当前位置:网站首页>Data security -- 13 -- data security lifecycle management
Data security -- 13 -- data security lifecycle management
2022-07-06 06:35:00 【Follow also】
One 、 Introduction
Data security Lifecycle Management , It starts with the safe collection or generation of data , Secure use of overlay data 、 Secure transport 、 Secure storage 、 Safety disclosure 、 Safe circulation and tracking , The whole process safety guarantee mechanism until safe destruction .
For the privacy lifecycle of data , It is generally divided into the following stages :
● Inform the data subject ( Privacy statement or notice )
● Data subject selection and consent
● Data collection or generation
● The data transfer
● Data storage and retention period management
● Data usage
● Data circulation and exit
● Data disclosure
● Data destruction
Two 、 Inform the data subject
For informing data subjects , Start with data collection , The purpose of the collected data should be clarified 、 Business and product range used 、 Protective measures, etc , Avoid collecting unnecessary user data . In order to protect the right to know of the data subject , And comply with the transparency requirements of laws and regulations , We need to inform the data subject of our privacy policy .

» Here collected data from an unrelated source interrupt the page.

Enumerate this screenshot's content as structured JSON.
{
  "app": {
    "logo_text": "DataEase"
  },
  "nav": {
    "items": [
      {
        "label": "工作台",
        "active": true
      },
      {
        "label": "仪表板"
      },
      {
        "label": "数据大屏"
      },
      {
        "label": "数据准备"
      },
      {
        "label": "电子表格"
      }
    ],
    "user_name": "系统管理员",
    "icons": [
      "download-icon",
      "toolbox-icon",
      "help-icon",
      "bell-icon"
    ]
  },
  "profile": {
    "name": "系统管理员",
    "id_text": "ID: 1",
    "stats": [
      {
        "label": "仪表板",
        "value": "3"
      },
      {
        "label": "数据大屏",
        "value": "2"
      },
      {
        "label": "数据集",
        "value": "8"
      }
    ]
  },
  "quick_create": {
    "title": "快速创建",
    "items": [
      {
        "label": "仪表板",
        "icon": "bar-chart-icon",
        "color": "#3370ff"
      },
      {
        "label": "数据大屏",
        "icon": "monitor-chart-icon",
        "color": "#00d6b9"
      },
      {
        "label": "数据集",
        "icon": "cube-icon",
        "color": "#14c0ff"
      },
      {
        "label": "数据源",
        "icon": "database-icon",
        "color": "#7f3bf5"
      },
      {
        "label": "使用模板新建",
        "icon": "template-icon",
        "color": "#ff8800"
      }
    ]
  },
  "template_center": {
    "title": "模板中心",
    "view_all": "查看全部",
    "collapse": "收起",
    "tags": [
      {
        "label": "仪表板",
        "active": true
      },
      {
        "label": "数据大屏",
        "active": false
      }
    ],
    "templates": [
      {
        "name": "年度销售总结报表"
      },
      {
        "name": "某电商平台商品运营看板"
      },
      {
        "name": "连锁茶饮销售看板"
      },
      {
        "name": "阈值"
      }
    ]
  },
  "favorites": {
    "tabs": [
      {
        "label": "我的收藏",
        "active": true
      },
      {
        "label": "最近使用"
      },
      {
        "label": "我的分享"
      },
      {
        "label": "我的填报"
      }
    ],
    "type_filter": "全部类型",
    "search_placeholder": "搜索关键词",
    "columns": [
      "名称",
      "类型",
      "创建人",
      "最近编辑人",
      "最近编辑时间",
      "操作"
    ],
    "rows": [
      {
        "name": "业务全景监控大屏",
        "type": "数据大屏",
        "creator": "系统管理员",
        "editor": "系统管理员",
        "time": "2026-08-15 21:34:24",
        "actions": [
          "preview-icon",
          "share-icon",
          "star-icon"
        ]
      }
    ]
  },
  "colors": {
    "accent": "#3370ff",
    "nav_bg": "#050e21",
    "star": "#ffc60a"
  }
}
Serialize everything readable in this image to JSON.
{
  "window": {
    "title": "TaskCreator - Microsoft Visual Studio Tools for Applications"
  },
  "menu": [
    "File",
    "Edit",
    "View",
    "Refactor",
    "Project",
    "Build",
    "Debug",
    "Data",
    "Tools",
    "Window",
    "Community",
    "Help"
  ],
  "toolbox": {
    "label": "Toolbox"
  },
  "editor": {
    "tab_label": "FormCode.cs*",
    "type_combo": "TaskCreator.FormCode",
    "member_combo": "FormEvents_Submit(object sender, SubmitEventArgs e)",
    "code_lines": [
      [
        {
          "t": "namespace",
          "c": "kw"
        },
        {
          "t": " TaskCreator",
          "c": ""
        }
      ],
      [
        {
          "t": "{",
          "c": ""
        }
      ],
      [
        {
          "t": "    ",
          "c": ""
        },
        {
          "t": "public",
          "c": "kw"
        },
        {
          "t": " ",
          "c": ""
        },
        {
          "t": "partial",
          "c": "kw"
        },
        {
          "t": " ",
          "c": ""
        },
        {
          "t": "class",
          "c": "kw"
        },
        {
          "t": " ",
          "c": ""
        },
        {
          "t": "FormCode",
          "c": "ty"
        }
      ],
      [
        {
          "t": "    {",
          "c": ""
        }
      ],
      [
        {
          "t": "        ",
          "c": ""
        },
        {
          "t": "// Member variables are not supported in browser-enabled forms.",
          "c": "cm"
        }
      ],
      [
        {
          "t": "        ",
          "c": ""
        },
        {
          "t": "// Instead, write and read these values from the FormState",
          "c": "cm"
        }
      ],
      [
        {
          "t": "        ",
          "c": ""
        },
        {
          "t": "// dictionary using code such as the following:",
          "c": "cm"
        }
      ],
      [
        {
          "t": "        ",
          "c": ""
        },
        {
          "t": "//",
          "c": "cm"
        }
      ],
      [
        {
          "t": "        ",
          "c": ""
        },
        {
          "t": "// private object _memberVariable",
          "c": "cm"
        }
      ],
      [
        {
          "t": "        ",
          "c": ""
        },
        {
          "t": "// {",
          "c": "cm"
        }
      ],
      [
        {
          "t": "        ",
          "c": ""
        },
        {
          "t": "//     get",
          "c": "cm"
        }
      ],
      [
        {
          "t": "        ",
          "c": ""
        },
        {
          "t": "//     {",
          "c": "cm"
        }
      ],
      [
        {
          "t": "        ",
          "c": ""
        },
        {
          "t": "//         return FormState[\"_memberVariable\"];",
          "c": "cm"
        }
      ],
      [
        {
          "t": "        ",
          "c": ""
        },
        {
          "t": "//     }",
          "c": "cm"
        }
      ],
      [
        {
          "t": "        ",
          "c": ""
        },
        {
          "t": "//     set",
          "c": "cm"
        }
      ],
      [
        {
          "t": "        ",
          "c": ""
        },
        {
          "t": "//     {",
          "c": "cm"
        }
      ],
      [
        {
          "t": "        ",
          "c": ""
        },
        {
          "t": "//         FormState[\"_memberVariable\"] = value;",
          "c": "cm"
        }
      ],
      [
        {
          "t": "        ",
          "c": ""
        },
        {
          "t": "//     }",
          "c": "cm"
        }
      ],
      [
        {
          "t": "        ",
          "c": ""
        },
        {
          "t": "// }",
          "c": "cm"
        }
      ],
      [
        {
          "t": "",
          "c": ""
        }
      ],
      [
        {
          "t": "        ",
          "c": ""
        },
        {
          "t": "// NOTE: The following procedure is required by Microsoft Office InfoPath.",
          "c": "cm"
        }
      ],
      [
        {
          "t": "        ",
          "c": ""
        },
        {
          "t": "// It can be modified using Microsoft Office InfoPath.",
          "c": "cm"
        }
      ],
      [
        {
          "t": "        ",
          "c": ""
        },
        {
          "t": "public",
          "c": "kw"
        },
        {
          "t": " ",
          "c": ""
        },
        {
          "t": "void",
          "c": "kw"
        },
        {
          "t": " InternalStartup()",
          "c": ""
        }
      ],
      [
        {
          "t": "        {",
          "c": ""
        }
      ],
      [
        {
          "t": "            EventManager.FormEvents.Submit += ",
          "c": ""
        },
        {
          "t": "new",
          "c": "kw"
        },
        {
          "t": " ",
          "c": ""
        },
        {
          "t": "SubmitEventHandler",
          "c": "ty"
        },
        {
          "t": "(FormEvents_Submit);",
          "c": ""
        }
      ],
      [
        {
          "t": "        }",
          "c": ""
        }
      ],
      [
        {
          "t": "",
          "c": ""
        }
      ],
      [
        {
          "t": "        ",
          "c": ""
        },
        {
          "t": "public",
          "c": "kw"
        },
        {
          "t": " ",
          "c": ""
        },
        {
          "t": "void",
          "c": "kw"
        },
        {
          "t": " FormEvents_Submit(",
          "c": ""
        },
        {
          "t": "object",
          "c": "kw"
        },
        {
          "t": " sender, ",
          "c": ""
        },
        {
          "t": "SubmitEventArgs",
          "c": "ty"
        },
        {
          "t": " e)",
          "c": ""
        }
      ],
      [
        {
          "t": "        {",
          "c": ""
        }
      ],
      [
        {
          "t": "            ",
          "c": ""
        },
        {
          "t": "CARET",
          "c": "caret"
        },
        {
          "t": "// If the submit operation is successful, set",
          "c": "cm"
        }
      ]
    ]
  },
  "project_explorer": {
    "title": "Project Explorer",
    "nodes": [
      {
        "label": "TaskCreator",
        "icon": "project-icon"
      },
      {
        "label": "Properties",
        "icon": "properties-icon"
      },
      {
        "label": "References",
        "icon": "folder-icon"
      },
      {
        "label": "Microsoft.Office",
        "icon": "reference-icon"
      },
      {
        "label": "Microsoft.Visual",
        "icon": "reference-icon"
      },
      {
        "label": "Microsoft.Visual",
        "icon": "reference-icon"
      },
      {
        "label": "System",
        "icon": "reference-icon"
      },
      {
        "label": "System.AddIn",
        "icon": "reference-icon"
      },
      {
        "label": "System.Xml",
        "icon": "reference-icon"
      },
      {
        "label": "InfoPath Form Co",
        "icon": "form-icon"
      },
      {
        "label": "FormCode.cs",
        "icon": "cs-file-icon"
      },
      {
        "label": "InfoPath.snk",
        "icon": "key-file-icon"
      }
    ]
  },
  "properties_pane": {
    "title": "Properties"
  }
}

Take the most common website online services as an example , Usually, you need to place a named Privacy policy
Hyperlinks for .
3、 ... and 、 Data subject selection and consent
Processing personal data , At least one of the six legal bases is required , These six bases are The user agrees to
、 Contractual obligations
、 Legal obligations
、 The core interests of data subjects or others
、 public interest
、 The legitimate interests of data controllers and third parties
.
Among the six legal bases :
● Contractual obligations
、 Legal obligations
、 The core interests of data subjects or others
、 public interest
These four bases use very limited scenarios , Not universal .
● Legitimate interests
The most controversial 、 Most complaints , It needs to be avoided as much as possible .
therefore , Most commonly used in practice 、 The most important legal basis is The user agrees to
.
When it may have a great impact on the data subject , In particular, it is necessary to obtain the effective consent or express consent of the data subject . The so-called effective consent , That is, by default, you cannot check "agree" for users , Users are required to actively check the consent option .
in addition , Different types of businesses should use different privacy policies , Instead of using a blanket privacy policy . Some activities mentioned in the privacy policy that may affect the interests of data subjects , For example, personalized advertising push , Switch options should be set , And it cannot be opened by default .
In order to effectively manage the consent of data subjects , The background needs to record the consent record of each data subject to each privacy policy version , When the privacy policy version is updated , The data subject needs to agree again .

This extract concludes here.